Limitations of the study

We have shown that deep learning models can be used to identify seven types of common coccinellids in sorghum. While the methodology proposed in this study can provide tremendous benefits to IPM in sorghum, we would also like to point out its limitations:

  • As emphasized by our error analysis, some coccinellids are not identified, especially when they cover most of the area of the image, and sometimes when two coccinellids overlap in an image. More images of those types need to be included in the dataset to improve the performance of the models on such images.

  • Similarly, the models can make mistakes in terms of the type of the coccinellid identified and also in terms of the precise location (bounding box of the coccinellid).

  • While our dataset covers seven types of coccinellids, and includes images with several coccinellids, all coccinellids in an image are of the same type. It is not clear how the models would perform on images with coccinellids of different types.

  • Our dataset includes only a small set of images with coccinellids that are considered “small” objects based on their size (see Supplementary Table S2). More data is needed to estimate the performance of the models in detecting “small” coccinellids, which have a high chance to appear in images taken with an autonomous device in the wild.

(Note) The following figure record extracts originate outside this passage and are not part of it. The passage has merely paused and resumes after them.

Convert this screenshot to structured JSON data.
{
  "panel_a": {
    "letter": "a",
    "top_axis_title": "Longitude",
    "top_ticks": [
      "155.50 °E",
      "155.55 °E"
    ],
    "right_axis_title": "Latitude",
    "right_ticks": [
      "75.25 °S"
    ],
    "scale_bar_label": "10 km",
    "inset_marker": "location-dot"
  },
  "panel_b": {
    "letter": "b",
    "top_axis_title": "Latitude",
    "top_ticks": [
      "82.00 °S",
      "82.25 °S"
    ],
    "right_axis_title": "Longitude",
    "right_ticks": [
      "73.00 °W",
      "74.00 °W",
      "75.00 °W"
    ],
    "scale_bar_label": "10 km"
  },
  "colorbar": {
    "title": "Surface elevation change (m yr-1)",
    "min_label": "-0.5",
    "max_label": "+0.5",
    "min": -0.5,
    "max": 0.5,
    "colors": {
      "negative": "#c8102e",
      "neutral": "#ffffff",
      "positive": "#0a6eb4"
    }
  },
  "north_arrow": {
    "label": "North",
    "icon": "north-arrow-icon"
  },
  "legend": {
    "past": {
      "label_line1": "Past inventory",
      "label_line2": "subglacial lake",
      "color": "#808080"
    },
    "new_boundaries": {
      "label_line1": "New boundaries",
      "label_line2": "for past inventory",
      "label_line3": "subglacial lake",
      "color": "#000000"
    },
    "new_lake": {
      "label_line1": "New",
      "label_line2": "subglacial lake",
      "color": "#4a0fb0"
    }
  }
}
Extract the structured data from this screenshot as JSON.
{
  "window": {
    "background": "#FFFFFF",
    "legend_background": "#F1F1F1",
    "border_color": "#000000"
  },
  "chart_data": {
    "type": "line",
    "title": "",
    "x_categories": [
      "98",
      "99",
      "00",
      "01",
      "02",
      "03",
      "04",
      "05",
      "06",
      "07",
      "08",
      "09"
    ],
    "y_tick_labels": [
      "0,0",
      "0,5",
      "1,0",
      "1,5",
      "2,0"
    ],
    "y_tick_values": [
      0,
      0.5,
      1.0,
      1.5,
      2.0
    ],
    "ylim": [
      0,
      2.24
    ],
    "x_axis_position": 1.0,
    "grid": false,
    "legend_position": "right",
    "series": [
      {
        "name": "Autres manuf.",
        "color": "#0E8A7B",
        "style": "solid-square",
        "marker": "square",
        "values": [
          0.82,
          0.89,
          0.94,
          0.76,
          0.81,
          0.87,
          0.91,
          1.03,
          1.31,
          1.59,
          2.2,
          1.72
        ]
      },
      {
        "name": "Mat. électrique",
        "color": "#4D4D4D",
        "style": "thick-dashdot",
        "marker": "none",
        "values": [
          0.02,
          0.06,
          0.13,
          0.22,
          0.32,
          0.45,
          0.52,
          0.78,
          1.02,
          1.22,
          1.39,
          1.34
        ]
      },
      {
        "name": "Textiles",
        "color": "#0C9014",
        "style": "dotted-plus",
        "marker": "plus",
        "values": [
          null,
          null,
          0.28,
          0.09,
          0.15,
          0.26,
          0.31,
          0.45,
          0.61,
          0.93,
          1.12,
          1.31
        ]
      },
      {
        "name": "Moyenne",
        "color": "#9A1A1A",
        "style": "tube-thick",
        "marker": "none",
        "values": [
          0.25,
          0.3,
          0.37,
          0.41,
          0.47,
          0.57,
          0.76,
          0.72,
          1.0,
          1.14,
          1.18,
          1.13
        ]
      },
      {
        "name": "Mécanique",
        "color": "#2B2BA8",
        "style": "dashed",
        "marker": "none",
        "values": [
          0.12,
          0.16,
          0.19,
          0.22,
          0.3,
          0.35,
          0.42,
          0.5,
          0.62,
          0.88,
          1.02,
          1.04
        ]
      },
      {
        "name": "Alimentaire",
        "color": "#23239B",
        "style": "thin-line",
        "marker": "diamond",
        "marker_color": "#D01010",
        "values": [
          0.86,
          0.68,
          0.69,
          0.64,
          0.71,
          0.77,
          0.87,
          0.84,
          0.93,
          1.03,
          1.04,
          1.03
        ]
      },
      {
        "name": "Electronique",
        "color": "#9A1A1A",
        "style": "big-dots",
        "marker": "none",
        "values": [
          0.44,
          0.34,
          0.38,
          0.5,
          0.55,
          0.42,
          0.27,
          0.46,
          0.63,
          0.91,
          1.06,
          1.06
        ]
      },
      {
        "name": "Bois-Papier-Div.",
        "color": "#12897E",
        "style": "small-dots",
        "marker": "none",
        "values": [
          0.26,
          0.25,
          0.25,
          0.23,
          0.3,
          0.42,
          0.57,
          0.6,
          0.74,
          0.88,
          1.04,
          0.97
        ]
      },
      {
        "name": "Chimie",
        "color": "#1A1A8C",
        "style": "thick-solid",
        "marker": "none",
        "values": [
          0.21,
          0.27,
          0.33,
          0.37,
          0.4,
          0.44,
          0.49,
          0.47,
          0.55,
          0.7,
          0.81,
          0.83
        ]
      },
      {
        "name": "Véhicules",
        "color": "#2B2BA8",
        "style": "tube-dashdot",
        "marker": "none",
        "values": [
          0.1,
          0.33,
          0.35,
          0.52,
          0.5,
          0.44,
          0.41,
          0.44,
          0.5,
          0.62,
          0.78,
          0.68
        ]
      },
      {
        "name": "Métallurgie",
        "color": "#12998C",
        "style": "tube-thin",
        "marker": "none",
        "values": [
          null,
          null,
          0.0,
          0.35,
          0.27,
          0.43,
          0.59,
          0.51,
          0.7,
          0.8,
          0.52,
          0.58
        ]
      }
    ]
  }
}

  • While a big variety of images were used to train and test our models, the images may not be fully representative of images that would potentially be taken with an autonomous device such as a drone. Additional data captured with such devices can be added to the training set to improve the robustness of the models in such scenarios.

Conclusions

In this study, we focus on the application of high throughput deep learning models to detect and classify coccinellids that are commonly found in sorghum. Specifically, we compared two-stage (Faster R-CNN-FPN) and one-stage detectors (YOLOv5 and YOLOv7) on the task of detecting and classifying seven types of coccinellids, including Coccinella septempunctata, Coleomegilla maculata, Cycloneda sanguinea, Harmonia axyridis, Hippodamia convergens, Olla v-nigrum, Scymninae. To do this, we first assembled and annotated a dataset of 4,865 images based on the iNaturalist imagery web server, which publishes citizen’s observations regarding living organisms. Images in the dataset contain between one and eight instances of coccinelids manually annotated with bounding boxes using the LabelBox tool. Using the assembled dataset, split into training, development and test subsets, we experimented with several variants of the Faster R-CNN-FPN network where the base CNN was either ResNet-50 or ResNet-101, and the loss optimized was either the standard IoU or the generalized GIoU. We also experimented with several variants of the YOLOv5 and YOLOv7 models. Experimental results showed that the standard YOLOv7 model gives the best results overall for our test data, with AP@0.50 as high as 97.31 and AP as high as 74.5 for this specific variant. These competitive results in relation to results for other similar problems in prior works suggest that our models have the potential to make the task of detecting natural enemies in sorghum easier, if integrated in systems for automated pest management. To enable the community to make use of our models, we have made available the models as part of a web-based application that allows end-users to identify coccinellids in their own images.